Healthy Oceans New Key to Combating Climate Change
Towards COP15 Copenhagen
"Because the ocean has already absorbed 82 percent of the total additional energy accumulated in the planet due to global warming, it is fair to say that the ocean has already spared us from dangerous climate change," says Patricio Bernal, Assistant Director-General of UNESCO, IOC Executive Secretary.
"But each day we are essentially dumping 25 million tons of carbon into the ocean. As a consequence, the ocean is turning more acidic, posing a huge threat to organisms with calcareous structures."
A ‘Blue Carbon’ fund able to invest in the maintenance and rehabilitation of key marine ecosystems should be considered by governments keen to combat climate change. A new Rapid Response Report released today estimates that carbon emissions--equal to half the annual emissions of the global transport sector--are being captured and stored by marine ecosystems such as mangroves, salt marshes and seagrasses. A combination of reducing deforestation on land, allied to restoring the coverage and health of these marine ecosystems could deliver up to 25 per cent of the emissions reductions needed to avoid ‘dangerous’ climate change.

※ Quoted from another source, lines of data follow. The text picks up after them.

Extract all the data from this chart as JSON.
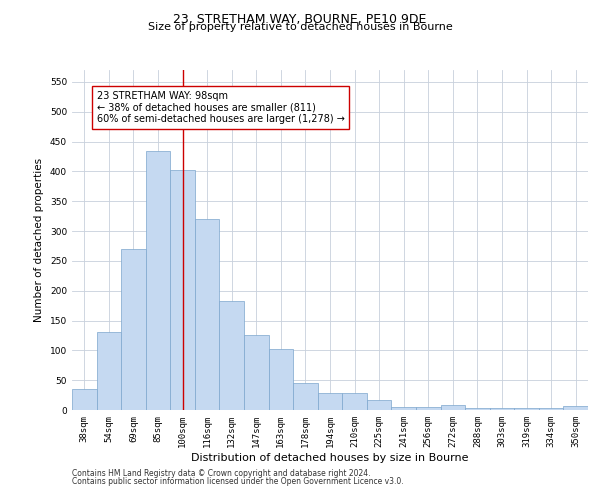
{
  "title1": "23, STRETHAM WAY, BOURNE, PE10 9DE",
  "title2": "Size of property relative to detached houses in Bourne",
  "xlabel": "Distribution of detached houses by size in Bourne",
  "ylabel": "Number of detached properties",
  "categories": [
    "38sqm",
    "54sqm",
    "69sqm",
    "85sqm",
    "100sqm",
    "116sqm",
    "132sqm",
    "147sqm",
    "163sqm",
    "178sqm",
    "194sqm",
    "210sqm",
    "225sqm",
    "241sqm",
    "256sqm",
    "272sqm",
    "288sqm",
    "303sqm",
    "319sqm",
    "334sqm",
    "350sqm"
  ],
  "values": [
    35,
    130,
    270,
    435,
    403,
    320,
    183,
    125,
    103,
    45,
    28,
    28,
    16,
    5,
    5,
    9,
    3,
    3,
    3,
    3,
    6
  ],
  "bar_color": "#c5d9f1",
  "bar_edge_color": "#7ca6cd",
  "vline_x": 4,
  "vline_color": "#cc0000",
  "annotation_text": "23 STRETHAM WAY: 98sqm\n← 38% of detached houses are smaller (811)\n60% of semi-detached houses are larger (1,278) →",
  "annotation_box_color": "#ffffff",
  "annotation_box_edge": "#cc0000",
  "ylim": [
    0,
    570
  ],
  "yticks": [
    0,
    50,
    100,
    150,
    200,
    250,
    300,
    350,
    400,
    450,
    500,
    550
  ],
  "footer1": "Contains HM Land Registry data © Crown copyright and database right 2024.",
  "footer2": "Contains public sector information licensed under the Open Government Licence v3.0.",
  "bg_color": "#ffffff",
  "grid_color": "#c8d0dc",
  "title1_fontsize": 9,
  "title2_fontsize": 8,
  "ylabel_fontsize": 7.5,
  "xlabel_fontsize": 8,
  "tick_fontsize": 6.5,
  "annotation_fontsize": 7,
  "footer_fontsize": 5.5
}
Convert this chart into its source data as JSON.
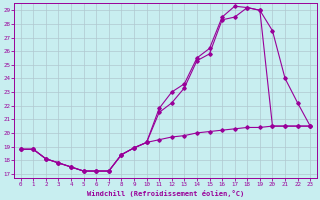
{
  "xlabel": "Windchill (Refroidissement éolien,°C)",
  "bg_color": "#c8eef0",
  "grid_color": "#b0c8d0",
  "line_color": "#990099",
  "xlim_min": -0.5,
  "xlim_max": 23.5,
  "ylim_min": 16.7,
  "ylim_max": 29.5,
  "xticks": [
    0,
    1,
    2,
    3,
    4,
    5,
    6,
    7,
    8,
    9,
    10,
    11,
    12,
    13,
    14,
    15,
    16,
    17,
    18,
    19,
    20,
    21,
    22,
    23
  ],
  "yticks": [
    17,
    18,
    19,
    20,
    21,
    22,
    23,
    24,
    25,
    26,
    27,
    28,
    29
  ],
  "curve_flat_x": [
    0,
    1,
    2,
    3,
    4,
    5,
    6,
    7,
    8,
    9,
    10,
    11,
    12,
    13,
    14,
    15,
    16,
    17,
    18,
    19,
    20,
    21,
    22,
    23
  ],
  "curve_flat_y": [
    18.8,
    18.8,
    18.1,
    17.8,
    17.5,
    17.2,
    17.2,
    17.2,
    18.4,
    18.9,
    19.3,
    19.5,
    19.7,
    19.8,
    20.0,
    20.1,
    20.2,
    20.3,
    20.4,
    20.4,
    20.5,
    20.5,
    20.5,
    20.5
  ],
  "curve_mid_x": [
    0,
    1,
    2,
    3,
    4,
    5,
    6,
    7,
    8,
    9,
    10,
    11,
    12,
    13,
    14,
    15,
    16,
    17,
    18,
    19,
    20,
    21,
    22,
    23
  ],
  "curve_mid_y": [
    18.8,
    18.8,
    18.1,
    17.8,
    17.5,
    17.2,
    17.2,
    17.2,
    18.4,
    18.9,
    19.3,
    21.5,
    22.2,
    23.3,
    25.3,
    25.8,
    28.3,
    28.5,
    29.2,
    29.0,
    27.5,
    24.0,
    22.2,
    20.5
  ],
  "curve_high_x": [
    0,
    1,
    2,
    3,
    4,
    5,
    6,
    7,
    8,
    9,
    10,
    11,
    12,
    13,
    14,
    15,
    16,
    17,
    18,
    19,
    20,
    21,
    22,
    23
  ],
  "curve_high_y": [
    18.8,
    18.8,
    18.1,
    17.8,
    17.5,
    17.2,
    17.2,
    17.2,
    18.4,
    18.9,
    19.3,
    21.8,
    23.0,
    23.6,
    25.5,
    26.2,
    28.5,
    29.3,
    29.2,
    29.0,
    20.5,
    20.5,
    20.5,
    20.5
  ]
}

Blue Carbon - the role of healthy oceans in binding carbon
A rapid respond assessment
But the report, produced by three United Nations agencies and leading scientists and launched during National Marine Month in South Africa, warns that far from maintaining and enhancing these natural carbon sinks humanity is damaging and degrading them at an accelerating rate.
It estimates that up to seven per cent of these ‘blue carbon sinks’ are being lost annually or seven times the rate of loss of 50 years ago.
“If more action is not taken to sustain these vital ecosystems, most may be lost within two decades,” says the report Blue Carbon: the Role of Healthy Oceans in Binding Carbon launched by the UN Environment Programe (UNEP), the Food and Agricultural Organisation and the Intergovernmental Oceanographic Commission of UNESCO.